Inside, the bus was colorful and dirty. It turned out to be almost full with lots of men, but our Buddha baby was sitting across the aisle beaming at us. We wove through the dusty streets and bombed out of the city and up into the hills. The soundtrack of beautiful Nepalese music—complex sitar melodies and upbeat, trilling female voices—made the moment feel surreal. There is an interesting system on Nepalese buses—a teenage boy stands in the open doorway of the bus during the entire journey, hangs his head out, and bangs loudly on the side of the bus one, two, three, or more times in an apparent code to alert the driver of his surroundings in various situations like passing, backing up, or squeezing through tight spaces.

The ride was thrilling to say the least. We flew around curves, never knowing what or who might be coming the other way—constantly alerting everyone in the vicinity of our presence with a musical honk that sounded like “too-do-loo!” We barreled through tiny Nepali villages where people sat out front of their homes, watching the action on this one road that runs out of Kathmandu into the mountains. During much of the journey, because of mudslides or giant potholes, it seemed like the roads were being built as we approached—at one point we sat at a standstill for ten or more minutes while a dozen men shoveled a path so vehicles could pass. Along with everything about the ride itself, the odor of burning trash was a familiar reminder that we had entered the ‘third world’.

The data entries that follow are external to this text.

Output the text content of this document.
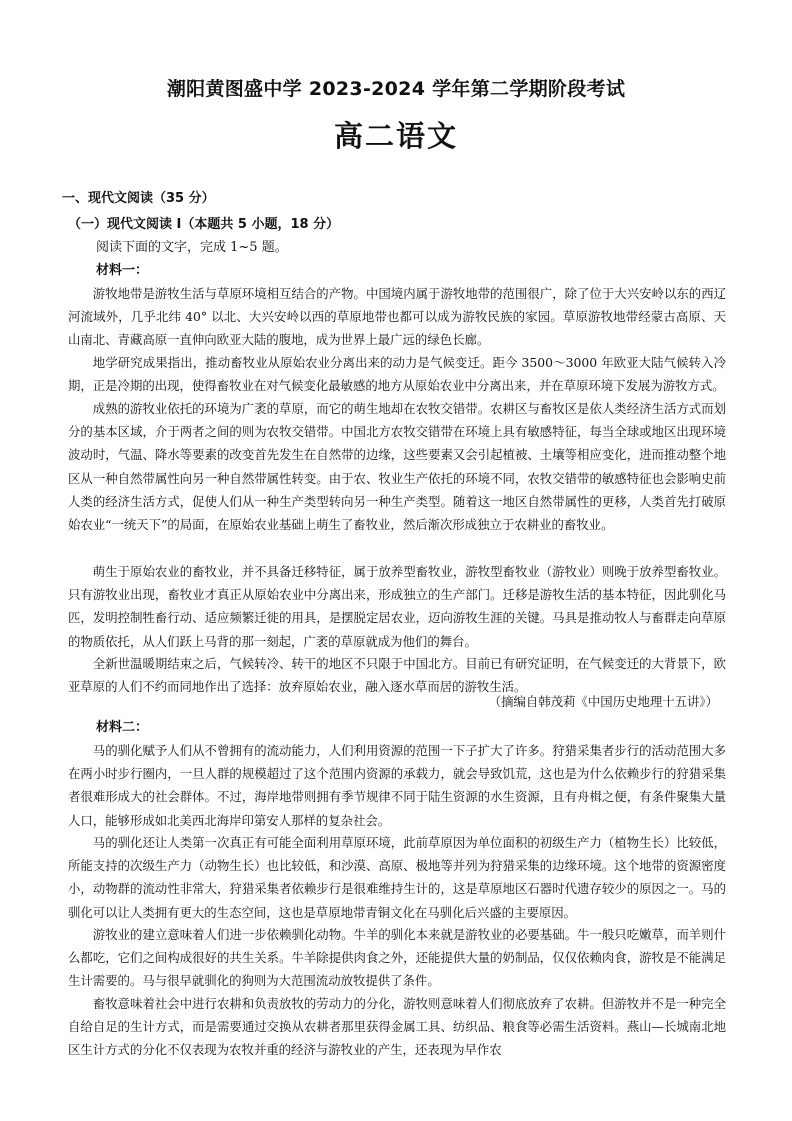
潮阳黄图盛中学 2023-2024 学年第二学期阶段考试
高二语文
一、现代文阅读（35 分）
（一）现代文阅读 I（本题共 5 小题，18 分）
阅读下面的文字，完成 1~5 题。
材料一：
游牧地带是游牧生活与草原环境相互结合的产物。中国境内属于游牧地带的范围很广，除了位于大兴安岭以东的西辽河流域外，几乎北纬 40° 以北、大兴安岭以西的草原地带也都可以成为游牧民族的家园。草原游牧地带经蒙古高原、天山南北、青藏高原一直伸向欧亚大陆的腹地，成为世界上最广远的绿色长廊。
地学研究成果指出，推动畜牧业从原始农业分离出来的动力是气候变迁。距今 3500～3000 年欧亚大陆气候转入冷期，正是冷期的出现，使得畜牧业在对气候变化最敏感的地方从原始农业中分离出来，并在草原环境下发展为游牧方式。
成熟的游牧业依托的环境为广袤的草原，而它的萌生地却在农牧交错带。农耕区与畜牧区是依人类经济生活方式而划分的基本区域，介于两者之间的则为农牧交错带。中国北方农牧交错带在环境上具有敏感特征，每当全球或地区出现环境波动时，气温、降水等要素的改变首先发生在自然带的边缘，这些要素又会引起植被、土壤等相应变化，进而推动整个地区从一种自然带属性向另一种自然带属性转变。由于农、牧业生产依托的环境不同，农牧交错带的敏感特征也会影响史前人类的经济生活方式，促使人们从一种生产类型转向另一种生产类型。随着这一地区自然带属性的更移，人类首先打破原始农业“一统天下”的局面，在原始农业基础上萌生了畜牧业，然后渐次形成独立于农耕业的畜牧业。
萌生于原始农业的畜牧业，并不具备迁移特征，属于放养型畜牧业，游牧型畜牧业（游牧业）则晚于放养型畜牧业。只有游牧业出现，畜牧业才真正从原始农业中分离出来，形成独立的生产部门。迁移是游牧生活的基本特征，因此驯化马匹，发明控制牲畜行动、适应频繁迁徙的用具，是摆脱定居农业，迈向游牧生涯的关键。马具是推动牧人与畜群走向草原的物质依托，从人们跃上马背的那一刻起，广袤的草原就成为他们的舞台。
全新世温暖期结束之后，气候转冷、转干的地区不只限于中国北方。目前已有研究证明，在气候变迁的大背景下，欧亚草原的人们不约而同地作出了选择：放弃原始农业，融入逐水草而居的游牧生活。
（摘编自韩茂莉《中国历史地理十五讲》）
材料二：
马的驯化赋予人们从不曾拥有的流动能力，人们利用资源的范围一下子扩大了许多。狩猎采集者步行的活动范围大多在两小时步行圈内，一旦人群的规模超过了这个范围内资源的承载力，就会导致饥荒，这也是为什么依赖步行的狩猎采集者很难形成大的社会群体。不过，海岸地带则拥有季节规律不同于陆生资源的水生资源，且有舟楫之便，有条件聚集大量人口，能够形成如北美西北海岸印第安人那样的复杂社会。
马的驯化还让人类第一次真正有可能全面利用草原环境，此前草原因为单位面积的初级生产力（植物生长）比较低，所能支持的次级生产力（动物生长）也比较低，和沙漠、高原、极地等并列为狩猎采集的边缘环境。这个地带的资源密度小，动物群的流动性非常大，狩猎采集者依赖步行是很难维持生计的，这是草原地区石器时代遗存较少的原因之一。马的驯化可以让人类拥有更大的生态空间，这也是草原地带青铜文化在马驯化后兴盛的主要原因。
游牧业的建立意味着人们进一步依赖驯化动物。牛羊的驯化本来就是游牧业的必要基础。牛一般只吃嫩草，而羊则什么都吃，它们之间构成很好的共生关系。牛羊除提供肉食之外，还能提供大量的奶制品，仅仅依赖肉食，游牧是不能满足生计需要的。马与很早就驯化的狗则为大范围流动放牧提供了条件。
畜牧意味着社会中进行农耕和负责放牧的劳动力的分化，游牧则意味着人们彻底放弃了农耕。但游牧并不是一种完全自给自足的生计方式，而是需要通过交换从农耕者那里获得金属工具、纺织品、粮食等必需生活资料。燕山—长城南北地区生计方式的分化不仅表现为农牧并重的经济与游牧业的产生，还表现为早作农
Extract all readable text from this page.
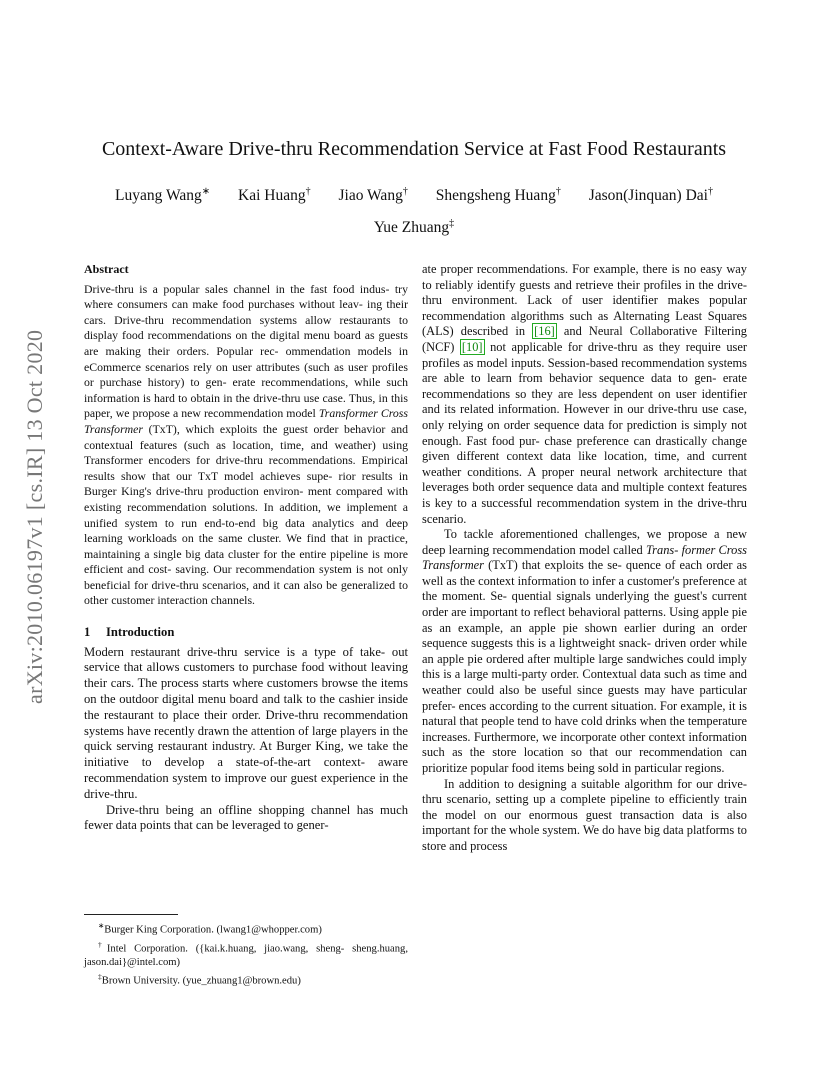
arXiv:2010.06197v1 [cs.IR] 13 Oct 2020
Context-Aware Drive-thru Recommendation Service at Fast Food Restaurants
Luyang Wang∗ Kai Huang† Jiao Wang† Shengsheng Huang† Jason(Jinquan) Dai†
Yue Zhuang‡
Abstract

Drive-thru is a popular sales channel in the fast food indus- try where consumers can make food purchases without leav- ing their cars. Drive-thru recommendation systems allow restaurants to display food recommendations on the digital menu board as guests are making their orders. Popular rec- ommendation models in eCommerce scenarios rely on user attributes (such as user profiles or purchase history) to gen- erate recommendations, while such information is hard to obtain in the drive-thru use case. Thus, in this paper, we propose a new recommendation model Transformer Cross Transformer (TxT), which exploits the guest order behavior and contextual features (such as location, time, and weather) using Transformer encoders for drive-thru recommendations. Empirical results show that our TxT model achieves supe- rior results in Burger King's drive-thru production environ- ment compared with existing recommendation solutions. In addition, we implement a unified system to run end-to-end big data analytics and deep learning workloads on the same cluster. We find that in practice, maintaining a single big data cluster for the entire pipeline is more efficient and cost- saving. Our recommendation system is not only beneficial for drive-thru scenarios, and it can also be generalized to other customer interaction channels.

1 Introduction

Modern restaurant drive-thru service is a type of take- out service that allows customers to purchase food without leaving their cars. The process starts where customers browse the items on the outdoor digital menu board and talk to the cashier inside the restaurant to place their order. Drive-thru recommendation systems have recently drawn the attention of large players in the quick serving restaurant industry. At Burger King, we take the initiative to develop a state-of-the-art context- aware recommendation system to improve our guest experience in the drive-thru.

Drive-thru being an offline shopping channel has much fewer data points that can be leveraged to gener-

∗Burger King Corporation. (lwang1@whopper.com)

†Intel Corporation. ({kai.k.huang, jiao.wang, sheng- sheng.huang, jason.dai}@intel.com)

‡Brown University. (yue_zhuang1@brown.edu)

ate proper recommendations. For example, there is no easy way to reliably identify guests and retrieve their profiles in the drive-thru environment. Lack of user identifier makes popular recommendation algorithms such as Alternating Least Squares (ALS) described in [16] and Neural Collaborative Filtering (NCF) [10] not applicable for drive-thru as they require user profiles as model inputs. Session-based recommendation systems are able to learn from behavior sequence data to gen- erate recommendations so they are less dependent on user identifier and its related information. However in our drive-thru use case, only relying on order sequence data for prediction is simply not enough. Fast food pur- chase preference can drastically change given different context data like location, time, and current weather conditions. A proper neural network architecture that leverages both order sequence data and multiple context features is key to a successful recommendation system in the drive-thru scenario.

To tackle aforementioned challenges, we propose a new deep learning recommendation model called Trans- former Cross Transformer (TxT) that exploits the se- quence of each order as well as the context information to infer a customer's preference at the moment. Se- quential signals underlying the guest's current order are important to reflect behavioral patterns. Using apple pie as an example, an apple pie shown earlier during an order sequence suggests this is a lightweight snack- driven order while an apple pie ordered after multiple large sandwiches could imply this is a large multi-party order. Contextual data such as time and weather could also be useful since guests may have particular prefer- ences according to the current situation. For example, it is natural that people tend to have cold drinks when the temperature increases. Furthermore, we incorporate other context information such as the store location so that our recommendation can prioritize popular food items being sold in particular regions.

In addition to designing a suitable algorithm for our drive-thru scenario, setting up a complete pipeline to efficiently train the model on our enormous guest transaction data is also important for the whole system. We do have big data platforms to store and process
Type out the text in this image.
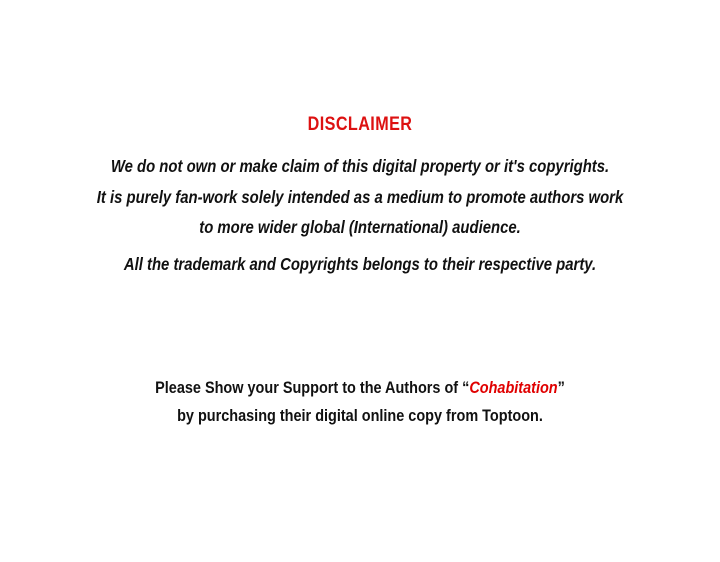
DISCLAIMER
We do not own or make claim of this digital property or it's copyrights.
It is purely fan-work solely intended as a medium to promote authors work
to more wider global (International) audience.
All the trademark and Copyrights belongs to their respective party.
Please Show your Support to the Authors of “Cohabitation”
by purchasing their digital online copy from Toptoon.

Our ride turned out to be closer to five hours. We were the last passengers on the bus and we were accidentally dropped off at the wrong bus stop, which presented us with a new adventure as we tried to follow the directions to the base. Luckily, a sweet family was sitting outside of their little storefront and the teenage boy spoke enough English to understand that we were volunteers with All Hands. His eyes lit up and he offered to walk us all the way to the base—we walked up winding roads, through a cow pasture (which the people here call ‘buffalo’), and up a long stone staircase. Exhausted from a heck of a day and dripping with sweat from lugging our backpacks up hill, we finally saw the All Hands banner strewn across the front of an old, previously abandoned, pink and blue hotel. We had arrived to our new home.



A brief rest stop in a local village consists of a public squat toilet, a bag of chips and a coke.